What to expect — and your procedural options
Against a ~16-motion-per-case attrition practice, the recurring patterns above map to a set of procedural tools and rules. The points below describe what those tools are and how the patterns tend to operate — they are informational, not directives.
- The discovery dynamic. This firm files heavily on discovery — 4.26 motions per case, led by motions to compel (40). Responding to discovery completely and on time is what removes a non-compliance basis for sanctions; a documented response record is what establishes a party as compliant. A motion for protective order is the procedural tool available when discovery demands are alleged to be overbroad. A complete, on-time response record is also what bears on the fee-shifting question, since fee awards turn in part on litigation conduct.
- The contempt pattern. With 3.2 contempt motions per case (53 post-judgment alone), contempt filings are common in this firm's cases. Contemporaneous proof of compliance with each order — payments, exchanges, communications — is the kind of documentation that bears on a contempt allegation. A contempt motion that is not supported by the documentary record is one that can fail on its merits before the same judges the firm appears before regularly.
- The fee-leverage pattern. With 3.74 fee requests per case, this firm frequently asks courts to shift fees. In Connecticut, fee awards turn on need and litigation conduct (C.G.S. §46b-62). A party's own motion volume and continuances are part of the litigation-conduct record the statute makes relevant; the source of litigation expense is therefore a fact the record can document either way.
- The continuance pattern. This firm averages 3.51 continuances per case (Motion for Continuance is its single most-filed motion, 106). Continuances can be opposed on the record. A Motion to Advance is the procedural tool a party may use to ask the court to hear a matter sooner. Each continuance is a request the court can be asked to evaluate against the requesting party's stated reasons.

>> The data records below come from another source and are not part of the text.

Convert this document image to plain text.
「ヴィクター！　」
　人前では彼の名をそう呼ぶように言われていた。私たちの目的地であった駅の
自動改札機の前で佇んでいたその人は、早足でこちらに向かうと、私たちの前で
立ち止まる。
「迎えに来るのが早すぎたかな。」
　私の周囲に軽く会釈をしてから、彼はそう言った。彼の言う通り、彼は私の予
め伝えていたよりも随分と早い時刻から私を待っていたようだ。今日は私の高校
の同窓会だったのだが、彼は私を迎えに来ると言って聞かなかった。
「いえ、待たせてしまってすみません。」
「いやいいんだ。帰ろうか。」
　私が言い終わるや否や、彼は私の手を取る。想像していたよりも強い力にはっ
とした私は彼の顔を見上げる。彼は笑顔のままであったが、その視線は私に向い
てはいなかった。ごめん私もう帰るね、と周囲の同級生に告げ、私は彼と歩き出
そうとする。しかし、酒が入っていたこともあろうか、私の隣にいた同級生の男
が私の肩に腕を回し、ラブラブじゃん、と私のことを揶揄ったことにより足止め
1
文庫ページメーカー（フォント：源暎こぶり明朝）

- The emergency-open pattern. With 30 ex parte/TRO markers and 16 emergency ex parte custody applications, an early aggressive filing — sometimes before the opposing party has appeared — is part of this firm's pattern. An ex parte order is, by rule, a temporary one entered without the other side present; the rules provide for a prompt evidentiary hearing at which the responding party can put the full context on the record. That hearing is the procedural mechanism by which a one-sided opening account is tested.
- The volume-versus-merits dynamic. This firm's model centers on the process — 44.3 filings per case. The substantive questions in a family matter (custody, support, division) are a separate axis from filing volume. A short, well-documented, merits-focused record is the counterweight that the rules and the docket actually measure against; this firm's volume is its defining feature, and the merits are where that volume is ultimately resolved.
Methodology & limits
Computed from public CT Judicial Branch docket entries and party rosters (parties → filing-side attribution → motion/outcome tally). "Grant rate" = Granted ÷ (Granted + Denied) on the firm's own filed motions where the docket records an outcome; many entries record no outcome and are excluded. With only 35 contested cases in the sample, rates are indicative, not definitive. Marker counts use keyword matching on docket event descriptions and may include related sub-types. Firm-name aggregation follows the docket's recorded firm name (the source truncates long names). Patterns reflect aggregate history, not the conduct of any one attorney or the merits of any one case.